Summer Stains & Blood Stain Remover
In the summer, kids will be playing outside and sports teams are practicing. I was never much of an outdoor kid, but my brother was a varsity football player. He would condition for months before the first game. The thing is that you can take a kid out of the indoors, but you can’t take the indoors out of the kid.
My brother is a tough guy, but that doesn’t change the fact that he gets hurt a lot. He would get frequent nose bleeds, thanks to our sensitive sinuses, and he just kept on running. He would come home, blood soaking the front of his workout shirt. I would always ask if he needed medical attention, but he would just shrug, change his shirt and go on with life.
Now most of his white shirts—because that’s what he loves to work out in, white—are stained beyond hope. With stuff like this, it’s not super urgent to get the blood out, but for those times when you get a nose bleed on your new shirt or happen to cut yourself, these blood stain removal tips should get the job done.
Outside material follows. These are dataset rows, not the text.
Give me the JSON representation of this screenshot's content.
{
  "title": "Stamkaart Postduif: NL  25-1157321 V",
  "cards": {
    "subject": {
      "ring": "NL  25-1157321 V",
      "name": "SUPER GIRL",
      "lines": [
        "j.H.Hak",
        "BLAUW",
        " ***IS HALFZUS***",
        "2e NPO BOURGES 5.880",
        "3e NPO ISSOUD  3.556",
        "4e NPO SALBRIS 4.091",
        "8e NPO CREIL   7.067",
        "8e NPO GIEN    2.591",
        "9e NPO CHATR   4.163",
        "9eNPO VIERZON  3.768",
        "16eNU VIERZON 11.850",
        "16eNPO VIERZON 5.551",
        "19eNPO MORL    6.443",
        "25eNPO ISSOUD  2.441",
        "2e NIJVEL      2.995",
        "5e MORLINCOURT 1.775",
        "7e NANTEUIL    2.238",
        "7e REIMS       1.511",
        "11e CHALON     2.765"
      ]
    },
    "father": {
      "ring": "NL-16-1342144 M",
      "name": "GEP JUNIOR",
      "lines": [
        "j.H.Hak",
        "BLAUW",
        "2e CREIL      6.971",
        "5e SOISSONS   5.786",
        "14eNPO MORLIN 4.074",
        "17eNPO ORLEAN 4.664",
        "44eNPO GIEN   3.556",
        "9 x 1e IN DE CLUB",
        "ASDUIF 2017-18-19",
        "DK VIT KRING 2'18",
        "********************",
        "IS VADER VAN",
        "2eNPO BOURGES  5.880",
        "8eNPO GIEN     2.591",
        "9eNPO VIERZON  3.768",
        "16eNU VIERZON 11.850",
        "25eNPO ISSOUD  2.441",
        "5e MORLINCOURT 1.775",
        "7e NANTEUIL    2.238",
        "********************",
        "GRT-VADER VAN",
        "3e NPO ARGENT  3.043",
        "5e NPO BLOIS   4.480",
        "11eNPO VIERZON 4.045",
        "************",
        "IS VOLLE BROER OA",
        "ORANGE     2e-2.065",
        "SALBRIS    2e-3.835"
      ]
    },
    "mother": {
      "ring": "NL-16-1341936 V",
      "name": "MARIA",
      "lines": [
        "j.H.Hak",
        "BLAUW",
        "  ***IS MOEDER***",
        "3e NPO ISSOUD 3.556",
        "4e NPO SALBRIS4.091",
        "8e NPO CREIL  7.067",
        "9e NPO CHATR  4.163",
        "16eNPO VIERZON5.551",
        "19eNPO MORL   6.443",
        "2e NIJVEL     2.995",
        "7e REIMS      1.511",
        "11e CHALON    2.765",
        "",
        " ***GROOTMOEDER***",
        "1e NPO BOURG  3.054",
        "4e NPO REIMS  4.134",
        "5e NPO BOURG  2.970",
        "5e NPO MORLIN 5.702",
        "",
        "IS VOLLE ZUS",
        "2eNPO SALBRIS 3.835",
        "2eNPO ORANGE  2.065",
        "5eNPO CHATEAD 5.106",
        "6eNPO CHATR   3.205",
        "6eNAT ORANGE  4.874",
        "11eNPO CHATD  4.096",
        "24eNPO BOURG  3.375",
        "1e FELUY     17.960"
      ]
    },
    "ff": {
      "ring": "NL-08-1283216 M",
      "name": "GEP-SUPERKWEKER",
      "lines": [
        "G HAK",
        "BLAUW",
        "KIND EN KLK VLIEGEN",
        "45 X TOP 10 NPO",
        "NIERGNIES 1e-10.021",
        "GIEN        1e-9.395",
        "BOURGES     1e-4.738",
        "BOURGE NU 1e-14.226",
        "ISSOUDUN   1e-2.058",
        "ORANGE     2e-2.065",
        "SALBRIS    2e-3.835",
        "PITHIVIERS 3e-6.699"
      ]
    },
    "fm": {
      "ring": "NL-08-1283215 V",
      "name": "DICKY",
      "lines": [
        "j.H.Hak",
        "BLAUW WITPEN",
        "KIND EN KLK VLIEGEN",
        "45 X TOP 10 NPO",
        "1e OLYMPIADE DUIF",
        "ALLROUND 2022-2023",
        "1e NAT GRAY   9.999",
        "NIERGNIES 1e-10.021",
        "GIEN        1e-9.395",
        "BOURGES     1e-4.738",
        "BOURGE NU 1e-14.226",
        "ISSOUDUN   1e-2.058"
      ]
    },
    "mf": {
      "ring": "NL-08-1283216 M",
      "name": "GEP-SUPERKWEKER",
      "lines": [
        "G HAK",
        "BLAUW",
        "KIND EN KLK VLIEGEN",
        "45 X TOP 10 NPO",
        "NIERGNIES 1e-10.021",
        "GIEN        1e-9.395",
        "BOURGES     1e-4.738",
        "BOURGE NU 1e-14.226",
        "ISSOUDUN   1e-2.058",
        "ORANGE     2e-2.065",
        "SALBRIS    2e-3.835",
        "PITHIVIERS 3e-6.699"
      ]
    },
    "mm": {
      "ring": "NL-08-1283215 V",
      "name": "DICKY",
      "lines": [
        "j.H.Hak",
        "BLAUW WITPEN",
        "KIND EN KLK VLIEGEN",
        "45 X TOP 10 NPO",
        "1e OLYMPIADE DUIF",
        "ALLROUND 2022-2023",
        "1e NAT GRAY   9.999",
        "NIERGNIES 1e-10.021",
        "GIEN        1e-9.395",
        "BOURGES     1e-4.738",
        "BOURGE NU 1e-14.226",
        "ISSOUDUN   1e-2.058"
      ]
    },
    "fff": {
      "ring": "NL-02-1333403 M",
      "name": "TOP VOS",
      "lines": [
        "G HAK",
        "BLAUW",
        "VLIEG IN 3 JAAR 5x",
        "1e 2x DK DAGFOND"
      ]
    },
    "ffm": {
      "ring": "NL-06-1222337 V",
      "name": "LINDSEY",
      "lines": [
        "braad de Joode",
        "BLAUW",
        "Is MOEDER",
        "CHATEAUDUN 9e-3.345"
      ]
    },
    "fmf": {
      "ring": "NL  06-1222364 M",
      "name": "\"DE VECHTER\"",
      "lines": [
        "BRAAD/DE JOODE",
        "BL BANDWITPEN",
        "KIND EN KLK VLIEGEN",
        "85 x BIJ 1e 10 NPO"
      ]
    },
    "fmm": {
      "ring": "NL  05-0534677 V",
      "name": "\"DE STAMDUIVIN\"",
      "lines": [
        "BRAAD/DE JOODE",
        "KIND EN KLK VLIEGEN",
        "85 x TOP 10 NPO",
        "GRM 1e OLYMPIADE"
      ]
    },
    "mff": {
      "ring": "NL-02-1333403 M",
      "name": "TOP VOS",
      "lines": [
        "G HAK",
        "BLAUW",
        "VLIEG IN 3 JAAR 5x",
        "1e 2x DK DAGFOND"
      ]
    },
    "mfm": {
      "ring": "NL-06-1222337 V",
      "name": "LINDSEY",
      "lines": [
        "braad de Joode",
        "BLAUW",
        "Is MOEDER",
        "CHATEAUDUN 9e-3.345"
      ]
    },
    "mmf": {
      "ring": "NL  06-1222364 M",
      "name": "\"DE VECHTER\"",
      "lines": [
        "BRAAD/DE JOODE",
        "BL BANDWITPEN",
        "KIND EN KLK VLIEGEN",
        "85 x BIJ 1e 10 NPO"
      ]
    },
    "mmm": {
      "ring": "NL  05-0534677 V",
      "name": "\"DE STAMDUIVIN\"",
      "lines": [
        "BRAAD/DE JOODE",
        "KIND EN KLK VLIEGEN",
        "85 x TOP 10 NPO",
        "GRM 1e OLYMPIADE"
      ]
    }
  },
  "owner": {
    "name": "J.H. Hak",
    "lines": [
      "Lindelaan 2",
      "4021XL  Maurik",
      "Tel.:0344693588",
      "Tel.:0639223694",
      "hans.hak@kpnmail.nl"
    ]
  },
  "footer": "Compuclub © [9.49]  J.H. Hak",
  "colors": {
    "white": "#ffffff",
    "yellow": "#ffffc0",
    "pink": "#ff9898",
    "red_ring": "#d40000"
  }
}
Cold Water Vs Warm Water Stain Removal
Hot water will set a stain and cold water will clean it. You should try soaking the stained clothing in a quart of warm water with two tablespoons of salt or ammonia.
For those stains that just won’t quit, mix in just a touch of dishwashing soap. The longer you let the stain go, the harder it will be to remove it. At the same time, the longer you soak the stain, the easier it will be to remove.
Depending on your garment, you should choose to blot the stain or rub. I keep a toothbrush near my washer, and if I find a stain, I scrub it. For my gentle clothes I tend to prefer a long soak. Also, line dry the garment after you remove the stain. This way, if the stain is still there, you won’t permanent set it in the dryer.